In 2007, Washington Hospital Center (WHC) underwent a major effort to improve quality and patient care, particularly for patients being treated for heart conditions. Advanced Practice nurses working in the WHC Heart Failure Unit were tasked with developing innovations to help patients understand the care they receive as well tools to help them self-manage their conditions. Nurses met and decided the best strategy to reach patients was through a straight-forward, comprehensible and visually appealing format–video, as opposed to dense and unexciting toolkits or documents.
Nurses approached the Chief Nursing Officer (CNO) about the idea and sought approval for funding. The CNO worked with the hospital’s Development and Finance department to reallocate funds in the operating budget and secure funds through a private donation to cover the costs of the video. After securing funding, the nurses solicited a request-for-proposals from video production vendors in the area. Once a vendor was secured, nurses spent several weeks working with cardiologists on potentials topics for the video and writing a script, mindful of the low-literacy population of the video viewers. Nurses also sought commitment of patients to appear in the video. The video took five days to shoot and three weeks of editing.

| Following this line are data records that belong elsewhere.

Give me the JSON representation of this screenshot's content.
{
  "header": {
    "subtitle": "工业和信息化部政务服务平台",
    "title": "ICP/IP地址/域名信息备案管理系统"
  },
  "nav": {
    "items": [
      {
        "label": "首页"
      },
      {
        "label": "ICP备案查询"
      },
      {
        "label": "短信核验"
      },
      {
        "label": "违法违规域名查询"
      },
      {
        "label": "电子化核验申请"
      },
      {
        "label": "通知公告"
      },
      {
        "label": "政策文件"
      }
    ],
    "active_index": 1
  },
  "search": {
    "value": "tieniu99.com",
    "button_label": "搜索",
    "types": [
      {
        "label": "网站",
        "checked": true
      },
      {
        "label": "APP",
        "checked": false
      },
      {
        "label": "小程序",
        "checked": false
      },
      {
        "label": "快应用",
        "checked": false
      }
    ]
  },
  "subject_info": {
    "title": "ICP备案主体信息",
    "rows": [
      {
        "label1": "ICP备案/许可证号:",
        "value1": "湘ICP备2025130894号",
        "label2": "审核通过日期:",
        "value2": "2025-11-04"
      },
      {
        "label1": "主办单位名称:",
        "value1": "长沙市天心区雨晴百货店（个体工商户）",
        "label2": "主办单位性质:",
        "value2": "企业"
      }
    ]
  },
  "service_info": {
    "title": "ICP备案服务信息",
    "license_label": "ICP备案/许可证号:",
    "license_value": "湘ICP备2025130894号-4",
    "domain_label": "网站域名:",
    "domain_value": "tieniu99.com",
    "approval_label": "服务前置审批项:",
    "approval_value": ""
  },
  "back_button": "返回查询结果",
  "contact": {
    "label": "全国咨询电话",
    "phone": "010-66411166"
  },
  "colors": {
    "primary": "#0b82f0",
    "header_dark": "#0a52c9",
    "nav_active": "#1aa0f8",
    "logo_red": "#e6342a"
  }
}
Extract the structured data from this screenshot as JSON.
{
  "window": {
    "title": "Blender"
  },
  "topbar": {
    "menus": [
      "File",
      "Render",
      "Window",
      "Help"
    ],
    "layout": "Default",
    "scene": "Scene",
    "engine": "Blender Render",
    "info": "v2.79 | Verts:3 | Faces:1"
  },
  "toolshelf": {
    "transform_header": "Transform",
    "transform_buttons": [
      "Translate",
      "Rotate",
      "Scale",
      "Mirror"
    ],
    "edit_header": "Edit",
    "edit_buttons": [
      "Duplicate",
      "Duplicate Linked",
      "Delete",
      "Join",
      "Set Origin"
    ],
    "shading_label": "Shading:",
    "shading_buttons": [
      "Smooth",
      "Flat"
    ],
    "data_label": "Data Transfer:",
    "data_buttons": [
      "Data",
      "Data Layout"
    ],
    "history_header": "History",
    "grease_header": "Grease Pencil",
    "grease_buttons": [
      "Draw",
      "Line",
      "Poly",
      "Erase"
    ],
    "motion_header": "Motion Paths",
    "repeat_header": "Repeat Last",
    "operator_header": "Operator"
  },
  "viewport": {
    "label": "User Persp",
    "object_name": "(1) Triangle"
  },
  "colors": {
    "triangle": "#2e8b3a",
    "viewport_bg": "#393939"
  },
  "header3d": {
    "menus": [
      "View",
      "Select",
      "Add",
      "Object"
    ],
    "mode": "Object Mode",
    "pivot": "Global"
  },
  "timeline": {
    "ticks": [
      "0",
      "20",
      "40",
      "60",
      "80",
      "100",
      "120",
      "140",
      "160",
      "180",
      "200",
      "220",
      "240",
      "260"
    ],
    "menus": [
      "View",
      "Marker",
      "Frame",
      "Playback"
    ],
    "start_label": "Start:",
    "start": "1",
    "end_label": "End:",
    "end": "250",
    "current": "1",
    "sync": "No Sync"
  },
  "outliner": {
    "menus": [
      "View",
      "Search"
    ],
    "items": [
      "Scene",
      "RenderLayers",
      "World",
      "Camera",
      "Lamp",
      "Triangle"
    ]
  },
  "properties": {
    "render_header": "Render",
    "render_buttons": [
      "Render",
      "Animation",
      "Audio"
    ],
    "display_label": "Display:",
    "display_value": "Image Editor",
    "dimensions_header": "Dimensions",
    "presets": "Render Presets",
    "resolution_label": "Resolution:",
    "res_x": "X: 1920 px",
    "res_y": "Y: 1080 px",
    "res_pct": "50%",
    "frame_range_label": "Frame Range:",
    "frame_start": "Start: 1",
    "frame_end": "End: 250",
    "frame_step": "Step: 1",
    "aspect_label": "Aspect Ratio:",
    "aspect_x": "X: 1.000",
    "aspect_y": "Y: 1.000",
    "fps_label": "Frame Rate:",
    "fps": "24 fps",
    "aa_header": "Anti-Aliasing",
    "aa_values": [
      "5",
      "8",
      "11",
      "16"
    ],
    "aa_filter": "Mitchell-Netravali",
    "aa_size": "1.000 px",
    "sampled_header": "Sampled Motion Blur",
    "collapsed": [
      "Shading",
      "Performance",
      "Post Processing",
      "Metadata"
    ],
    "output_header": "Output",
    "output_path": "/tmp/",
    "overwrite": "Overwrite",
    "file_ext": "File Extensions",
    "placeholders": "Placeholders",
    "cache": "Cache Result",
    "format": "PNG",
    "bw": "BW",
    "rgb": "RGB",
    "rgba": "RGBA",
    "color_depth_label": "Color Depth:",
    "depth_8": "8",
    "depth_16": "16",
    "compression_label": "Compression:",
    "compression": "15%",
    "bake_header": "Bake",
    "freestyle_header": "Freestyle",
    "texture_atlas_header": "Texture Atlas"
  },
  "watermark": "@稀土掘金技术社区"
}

Once the video was finished, nurses in the Heart Failure Unit worked with the hospital’s Web Department to post the video on the hospital’s Web site. Additionally, all new patients see the video on the hospital’s TV network and receive a copy upon discharge.
Advice and lessons learned:
- Involve patients. By involving patients being treated at the hospital in the video, it keeps the essence of the video homegrown and patient-centered. Additionally, using patients eliminates the cost of having to use paid actors.
- Keep it short and simple. People are more likely to listen and watch information if it is presented in a clear and concise manner.
- Exhaust all efforts to cover cost. Look at existing budgets and review potential donors to cover costs. Also, ask the production company to provide some services “at cost.”
The video cost about $30,000 to produce. The anticipated future benefit is that the video will reduce ER admissions and hospital stays because patients are better informed about their conditions.